India produced about 33 million tonnes (mt) of sugar in the 2018-19 sugar season. This year, it is expected to surpass Brazil, which has traditionally held the position of the largest producer.
This has not only swelled domestic stocks to their highest levels in the last decade but also kept sugar prices weak. Analysts estimate domestic inventory to rise to an all-time high of 14.5 mt by October.
As such, the Union cabinet’s approval of export subsidy for 6 mt of sugar is a good move that will help to bring down stocks. Besides, sugar cane arrears that have risen to about ₹30,000 crore during 2018-19 will also reduce. But, this may still not be enough for the sugar industry because inventory could still remain high at about 8 mt, even if exports are a success.

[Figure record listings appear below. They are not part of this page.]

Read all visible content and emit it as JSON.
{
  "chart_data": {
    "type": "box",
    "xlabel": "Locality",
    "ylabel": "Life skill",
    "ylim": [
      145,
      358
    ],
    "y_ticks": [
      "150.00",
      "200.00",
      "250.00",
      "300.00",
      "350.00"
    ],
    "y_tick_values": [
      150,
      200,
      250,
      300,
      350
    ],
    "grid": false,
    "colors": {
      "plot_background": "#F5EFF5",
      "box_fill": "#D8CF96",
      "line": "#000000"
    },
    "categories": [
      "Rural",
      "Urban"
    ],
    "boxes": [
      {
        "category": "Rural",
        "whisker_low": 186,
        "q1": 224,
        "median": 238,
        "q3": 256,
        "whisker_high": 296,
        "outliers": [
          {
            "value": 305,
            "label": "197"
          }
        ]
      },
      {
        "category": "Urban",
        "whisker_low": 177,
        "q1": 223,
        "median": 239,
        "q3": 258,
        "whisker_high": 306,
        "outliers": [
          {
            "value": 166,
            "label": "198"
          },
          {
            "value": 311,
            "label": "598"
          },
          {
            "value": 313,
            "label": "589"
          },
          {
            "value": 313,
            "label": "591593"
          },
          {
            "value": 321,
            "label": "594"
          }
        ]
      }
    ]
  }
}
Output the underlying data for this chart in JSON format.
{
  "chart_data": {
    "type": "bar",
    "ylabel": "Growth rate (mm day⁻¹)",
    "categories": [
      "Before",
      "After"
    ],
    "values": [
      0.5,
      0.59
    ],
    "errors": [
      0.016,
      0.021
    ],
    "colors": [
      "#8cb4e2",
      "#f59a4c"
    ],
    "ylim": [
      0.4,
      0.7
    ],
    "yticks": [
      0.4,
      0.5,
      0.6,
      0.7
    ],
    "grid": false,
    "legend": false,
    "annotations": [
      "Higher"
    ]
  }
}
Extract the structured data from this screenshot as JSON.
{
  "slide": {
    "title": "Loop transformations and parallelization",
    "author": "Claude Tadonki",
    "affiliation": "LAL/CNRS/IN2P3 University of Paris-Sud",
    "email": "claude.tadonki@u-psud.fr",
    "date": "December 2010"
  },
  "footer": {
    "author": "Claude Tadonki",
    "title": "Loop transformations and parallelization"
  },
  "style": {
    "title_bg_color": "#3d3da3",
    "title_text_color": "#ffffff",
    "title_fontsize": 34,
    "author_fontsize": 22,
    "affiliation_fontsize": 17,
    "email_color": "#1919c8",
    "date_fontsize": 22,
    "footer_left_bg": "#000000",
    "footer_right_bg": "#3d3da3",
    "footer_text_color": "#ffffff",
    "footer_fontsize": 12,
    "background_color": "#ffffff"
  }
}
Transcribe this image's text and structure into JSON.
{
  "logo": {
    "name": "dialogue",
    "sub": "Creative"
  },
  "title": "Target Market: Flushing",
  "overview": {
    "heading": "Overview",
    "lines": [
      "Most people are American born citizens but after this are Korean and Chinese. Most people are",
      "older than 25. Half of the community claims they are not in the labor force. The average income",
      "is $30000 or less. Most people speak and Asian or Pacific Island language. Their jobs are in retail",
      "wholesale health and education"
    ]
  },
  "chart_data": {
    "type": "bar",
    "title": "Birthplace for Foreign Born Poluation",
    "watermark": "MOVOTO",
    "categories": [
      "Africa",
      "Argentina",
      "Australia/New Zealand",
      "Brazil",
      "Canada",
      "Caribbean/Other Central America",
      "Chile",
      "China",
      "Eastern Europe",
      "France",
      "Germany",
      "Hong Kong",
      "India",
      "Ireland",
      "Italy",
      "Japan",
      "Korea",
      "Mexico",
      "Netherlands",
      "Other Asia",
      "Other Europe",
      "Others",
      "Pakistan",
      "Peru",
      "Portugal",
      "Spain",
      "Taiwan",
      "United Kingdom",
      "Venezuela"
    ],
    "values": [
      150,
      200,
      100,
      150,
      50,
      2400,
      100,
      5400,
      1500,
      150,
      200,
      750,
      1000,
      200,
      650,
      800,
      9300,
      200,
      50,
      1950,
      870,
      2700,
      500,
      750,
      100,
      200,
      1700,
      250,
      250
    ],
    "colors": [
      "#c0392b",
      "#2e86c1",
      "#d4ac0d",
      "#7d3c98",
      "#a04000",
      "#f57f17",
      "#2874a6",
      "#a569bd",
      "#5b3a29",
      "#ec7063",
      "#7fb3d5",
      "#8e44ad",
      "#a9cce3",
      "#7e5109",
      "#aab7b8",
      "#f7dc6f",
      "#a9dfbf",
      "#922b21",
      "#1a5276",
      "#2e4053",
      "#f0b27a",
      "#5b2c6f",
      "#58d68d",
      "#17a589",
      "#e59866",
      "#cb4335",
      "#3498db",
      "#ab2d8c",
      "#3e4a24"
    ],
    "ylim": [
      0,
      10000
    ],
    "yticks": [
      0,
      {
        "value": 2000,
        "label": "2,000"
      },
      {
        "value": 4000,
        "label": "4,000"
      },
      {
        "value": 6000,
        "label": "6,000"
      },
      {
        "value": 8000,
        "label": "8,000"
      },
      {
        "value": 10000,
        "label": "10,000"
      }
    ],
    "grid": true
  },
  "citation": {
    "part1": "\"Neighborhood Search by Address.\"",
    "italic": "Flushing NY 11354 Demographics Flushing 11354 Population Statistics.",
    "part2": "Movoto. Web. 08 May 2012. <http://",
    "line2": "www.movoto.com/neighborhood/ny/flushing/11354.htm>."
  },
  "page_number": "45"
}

High sugar production, both domestically and globally, has kept a lid on prices. Already, international sugar prices are quite close to decadal lows hovering at about 11.14 cents per pound (a pound equals 0.45kg). To top it, global supplies have risen and the domestic export subsidy may further increase global supplies. As a result, globally, prices may continue to remain under pressure.
Note that domestic sugar prices are much higher than those prevailing in the international market. So the government’s export subsidy may help increase exports to an extent, although the benefits may be limited as international prices may come under further pressure.
A lot will also depend on the diversion of sugar or sugar cane for ethanol production. The government’s decision to increase ethanol blending to 10% by 2020 is seen as being beneficial to sugar producers. Most sugar companies are expanding their ethanol production.
“We believe increasing blending levels and sugarcane diversion towards B heavy ethanol would benefit integrated sugar companies. Moreover, in the long run, the industry would be able to balance sugar inventory levels during times of excess sugar production. This would drive earnings for sugar companies," said analysts at ICICI Direct Research in a client note.
Nevertheless, stock prices of sugar companies have raced upwards on the subsidy news last week. Balrampur Chini Mills Ltd’s stock was up 9.5% last week, EID-Parry (India) Ltd 4.7%, Bannari Amman Sugars Ltd 4.9%, and Triveni Engineering and Industries Ltd 3.8%. Stocks of smaller sugar producers too posted gains following the buzz. This may make some of them a tad too expensive.